En chine, le radiotélescope géant FAST vu par le satellite TerraSAR-X. Extrait d’une image acquise
le 12-06-2016 à 10:52 UTC. Mode « Staring Spotlight ». Géométrie « Slant range ».
Crédit image : DLR – Distribution Airbus DS. BAFA reference n° SO66336_0001 415-12.00-1114170
Wok in progress
Dans un article récent, j’ai publié une image du tout nouveau radio télescope chinois vu par le satellite optique Pléiades.
La taille de l’instrument, 500 mètres de diamètre, a beaucoup impressionné les lecteurs du blog Un autre regard sur la Terre, même ceux qui ont cru reconnaître davantage un wok géant plutôt qu’un télescope.
Voici une nouvelle image qui m’a été communiquée par les équipes allemandes de la branche Geo-Intelligence d’Airbus Defence and Space.
FAST : de l’astronomie, pas de gastronomie
Cette image est une image SAR (Synthetic Aperture Radar) acquise par le satellite allemand TerraSAR-X. La visée oblique donne un point de vue très complémentaire de l’image optique du satellite Pléiades.
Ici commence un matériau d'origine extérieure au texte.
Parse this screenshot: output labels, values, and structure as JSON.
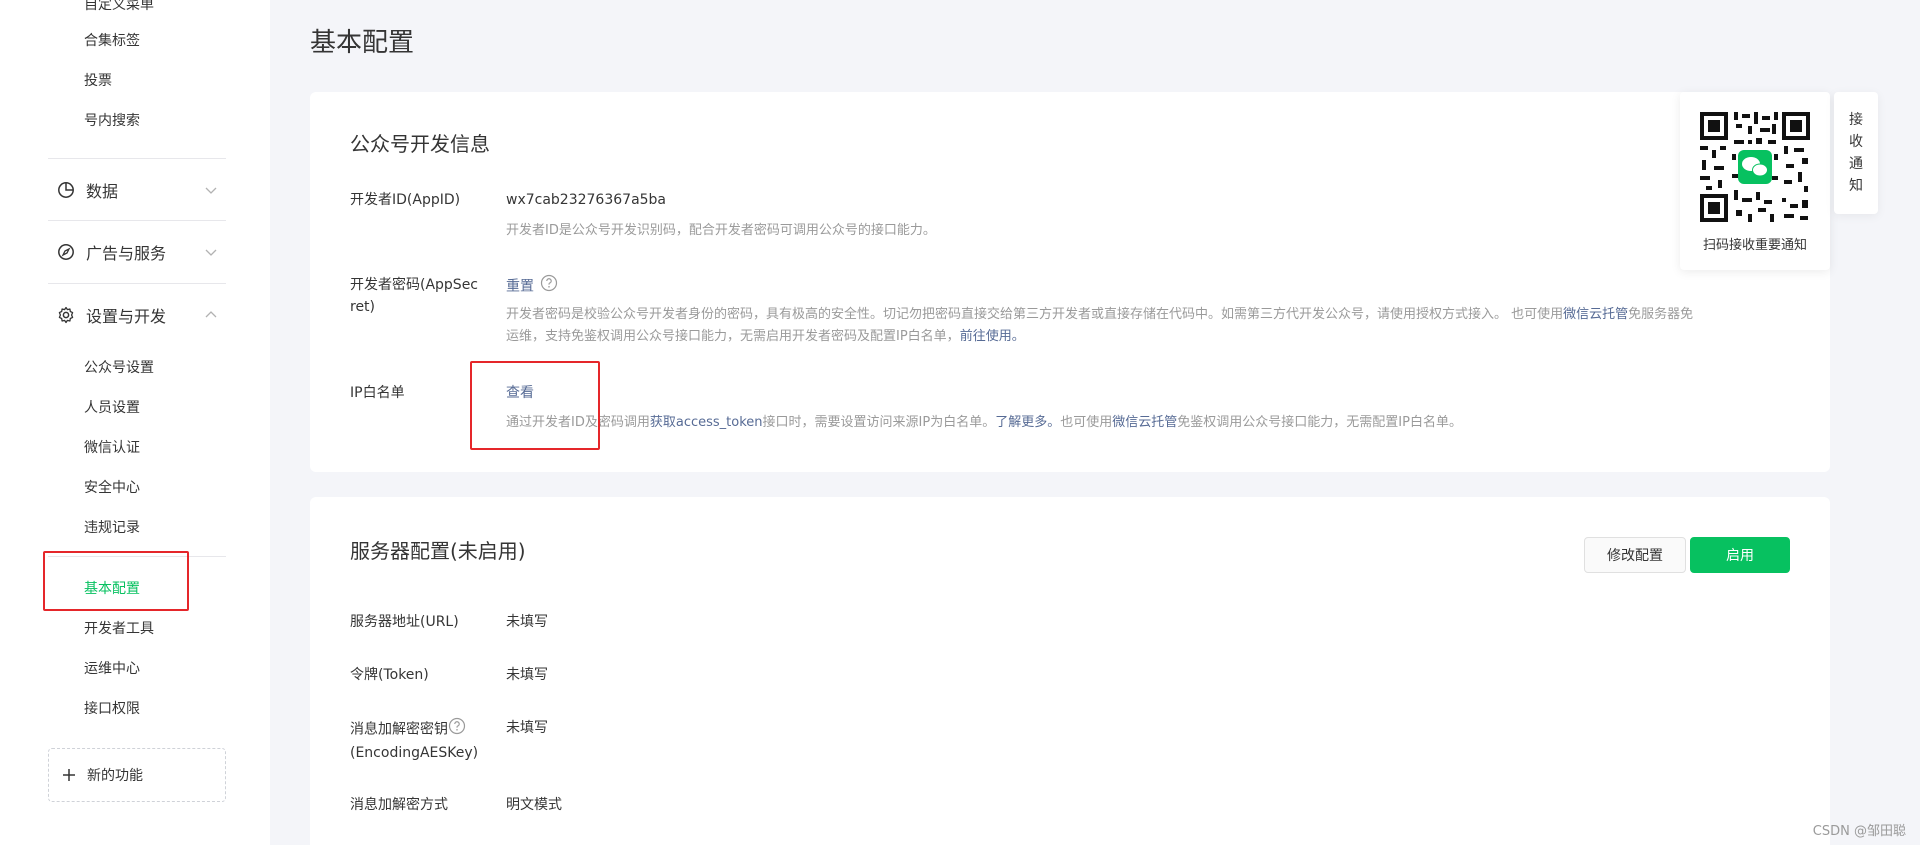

L’imagerie radar à très haute résolution met particulièrement bien en évidence le relief de la scène et les détails des superstructures du radiotélescope géant.
L’image SAR confirme qu’il s’agit donc bien d’une installation scientifique et non d’un instrument culinaire géant.
Le radiotélescope géant FAST vu par le satellite TerraSAR-X. un second extrait
en champ plus large de image TerraSAR-X. Crédit image : DLR – Distribution Airbus DS.
BAFA reference n° SO66336_0001 415-12.00-1114170
TerraSAR-X et TanDEM-X : les jumeaux de la bande X
TerraSAR-X et TanDEM-X sont deux satellites allemands d’observation de la Terre radar (SAR pour Synthetic Aperture Radar) lancés respectivement en juin 2007 et juin 2010. Prévue pour une durée de vie nominale de 5 ans, ils sont en pleine forme, avec des instruments fonctionnant parfaitement et des batteries dans un état exceptionnel malgré le cycle orbital court qui les soumet à rude épreuve. La durée de mission a donc été prolongée au moins jusqu’en 2018.
A une altitude de 514 km, les deux satellites parcourent leur orbite en « vol en formation », séparés par une distance qui peut descendre à quelques centaines de mètres.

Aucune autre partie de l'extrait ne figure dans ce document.